Back in 2004 the Australian Securities and Investments Commission (ASIC) began investigating Westpoint Corporation Pty Ltd (Westpoint), a property development company that was offering investors a high rate of interest on investments in its development projects. The ASIC ultimately learned that Westpoint was a gigantic Ponzi scheme.Like all Ponzi schemes, Westpoint created the illusion of a profitable enterprise by using money invested by later investors to pay supposed profits to earlier investors. The ASIC believes that Westpoint raised more than $300 million from more than 4,000 small investors. Many people bought the bogus Westpoint investments through their registered investment advisers, professionals who are supposed to hold themselves to a higher duty of trust to their clients. Many of those investment advisers are now defendants in class action lawsuits by the defrauded investors seeking return of the money they lost in the Westpoint Ponzi.Looking back on it, it is hard to imagine how a registered investment adviser would choose to sell their clients the Westpoint investments. Looking at it from the other end gives us the answer.
Westpoint paid investment advisers ten percent of every dollar invested. Ten percent is a huge commission, too big to pass up. Investment advisers did only a cursory investigation of Westpoint. Any operation that can afford to pay ten percent commissions, must be making a lot of money, right? The investment advisers saw their clients paid on time and the amounts promised. What more did they need to see?

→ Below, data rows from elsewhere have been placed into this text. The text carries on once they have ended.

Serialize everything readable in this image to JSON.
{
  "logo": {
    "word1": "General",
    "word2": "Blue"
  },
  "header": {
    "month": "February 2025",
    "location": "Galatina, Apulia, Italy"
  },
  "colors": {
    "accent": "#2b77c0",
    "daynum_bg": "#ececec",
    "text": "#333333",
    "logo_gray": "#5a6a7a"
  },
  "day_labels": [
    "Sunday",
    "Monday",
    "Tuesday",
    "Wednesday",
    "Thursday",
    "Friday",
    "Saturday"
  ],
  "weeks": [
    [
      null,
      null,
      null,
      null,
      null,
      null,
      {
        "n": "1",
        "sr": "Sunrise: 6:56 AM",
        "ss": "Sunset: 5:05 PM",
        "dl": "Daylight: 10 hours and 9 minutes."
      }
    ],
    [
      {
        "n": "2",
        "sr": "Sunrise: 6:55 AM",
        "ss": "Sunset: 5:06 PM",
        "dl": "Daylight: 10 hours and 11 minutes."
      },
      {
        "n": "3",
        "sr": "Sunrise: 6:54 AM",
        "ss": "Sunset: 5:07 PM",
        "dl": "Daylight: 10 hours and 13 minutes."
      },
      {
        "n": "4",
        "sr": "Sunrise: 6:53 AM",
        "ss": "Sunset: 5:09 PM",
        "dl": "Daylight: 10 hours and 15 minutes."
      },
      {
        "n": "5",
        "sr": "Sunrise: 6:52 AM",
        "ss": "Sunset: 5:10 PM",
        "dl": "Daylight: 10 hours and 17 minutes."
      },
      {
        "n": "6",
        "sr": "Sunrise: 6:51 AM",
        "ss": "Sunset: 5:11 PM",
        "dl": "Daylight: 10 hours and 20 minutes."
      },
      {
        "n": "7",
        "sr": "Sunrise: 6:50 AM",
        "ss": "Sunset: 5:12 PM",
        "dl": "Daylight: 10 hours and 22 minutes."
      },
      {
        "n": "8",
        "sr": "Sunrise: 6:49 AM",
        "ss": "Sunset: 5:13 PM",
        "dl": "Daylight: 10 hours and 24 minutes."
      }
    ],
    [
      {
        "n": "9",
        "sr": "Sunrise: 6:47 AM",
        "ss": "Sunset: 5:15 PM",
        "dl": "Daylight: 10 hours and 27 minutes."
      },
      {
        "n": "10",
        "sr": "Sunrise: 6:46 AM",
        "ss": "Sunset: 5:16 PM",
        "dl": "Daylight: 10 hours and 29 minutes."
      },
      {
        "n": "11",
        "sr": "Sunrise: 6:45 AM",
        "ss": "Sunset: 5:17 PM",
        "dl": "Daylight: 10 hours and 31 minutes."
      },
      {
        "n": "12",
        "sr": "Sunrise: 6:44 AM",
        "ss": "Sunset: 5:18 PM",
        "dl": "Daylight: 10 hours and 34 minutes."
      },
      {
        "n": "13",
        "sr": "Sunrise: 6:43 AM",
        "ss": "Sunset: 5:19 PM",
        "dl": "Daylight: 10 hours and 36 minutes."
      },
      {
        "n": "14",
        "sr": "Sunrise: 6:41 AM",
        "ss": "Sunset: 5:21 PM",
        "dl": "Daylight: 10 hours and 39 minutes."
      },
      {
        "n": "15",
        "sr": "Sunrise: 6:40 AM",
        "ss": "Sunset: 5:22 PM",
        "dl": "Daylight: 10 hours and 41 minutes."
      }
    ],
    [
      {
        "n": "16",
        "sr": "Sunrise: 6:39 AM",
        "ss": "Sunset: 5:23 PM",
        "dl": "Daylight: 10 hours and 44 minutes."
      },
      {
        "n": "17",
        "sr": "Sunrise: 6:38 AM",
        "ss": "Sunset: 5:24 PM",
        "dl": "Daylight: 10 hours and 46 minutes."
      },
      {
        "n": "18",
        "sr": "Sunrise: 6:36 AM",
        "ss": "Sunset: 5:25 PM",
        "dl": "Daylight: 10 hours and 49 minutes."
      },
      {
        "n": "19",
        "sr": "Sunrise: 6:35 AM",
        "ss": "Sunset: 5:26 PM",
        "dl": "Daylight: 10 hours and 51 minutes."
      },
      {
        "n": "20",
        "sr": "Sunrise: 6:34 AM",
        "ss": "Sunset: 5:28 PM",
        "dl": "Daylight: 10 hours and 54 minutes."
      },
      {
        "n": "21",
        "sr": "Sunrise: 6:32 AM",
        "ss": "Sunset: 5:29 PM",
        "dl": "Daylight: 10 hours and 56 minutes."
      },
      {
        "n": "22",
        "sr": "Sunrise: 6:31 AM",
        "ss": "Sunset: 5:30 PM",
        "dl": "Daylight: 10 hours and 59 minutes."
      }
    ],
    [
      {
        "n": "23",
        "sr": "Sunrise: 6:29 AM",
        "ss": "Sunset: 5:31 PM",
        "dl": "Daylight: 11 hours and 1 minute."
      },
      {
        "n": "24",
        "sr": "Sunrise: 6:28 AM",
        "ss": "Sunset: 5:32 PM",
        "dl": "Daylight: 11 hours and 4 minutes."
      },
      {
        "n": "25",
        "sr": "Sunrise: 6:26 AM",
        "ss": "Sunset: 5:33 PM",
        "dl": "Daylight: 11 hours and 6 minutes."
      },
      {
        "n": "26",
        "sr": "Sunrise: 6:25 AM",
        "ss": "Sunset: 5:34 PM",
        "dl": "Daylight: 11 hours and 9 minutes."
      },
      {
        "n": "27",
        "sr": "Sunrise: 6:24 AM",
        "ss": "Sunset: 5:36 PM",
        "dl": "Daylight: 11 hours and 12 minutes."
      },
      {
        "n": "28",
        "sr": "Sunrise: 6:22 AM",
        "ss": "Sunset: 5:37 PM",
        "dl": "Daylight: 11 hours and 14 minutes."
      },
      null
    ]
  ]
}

The investment advisers who sold Westpoint are no different than any other investment adviser around the globe. They are trained and experienced in assessing the likely profitability of legitimate companies. But they have no training or experience in how to spot cleverly-disguised frauds. If the recent rash of world-wide Ponzi schemes teaches investment advisers that they need to retain professional investor protection for their clients, at least some good will have come of it. If not, hundreds of thousands (if not millions) of senior citizens worldwide will continue to lose what they have worked so hard to save. The tsunami of investment fraud breaking over the world will not abate for at least twenty years. Only those who chose investment advisers who retain professionals to investigate for fraud, will be able to enjoy the retirement they planned and saved for.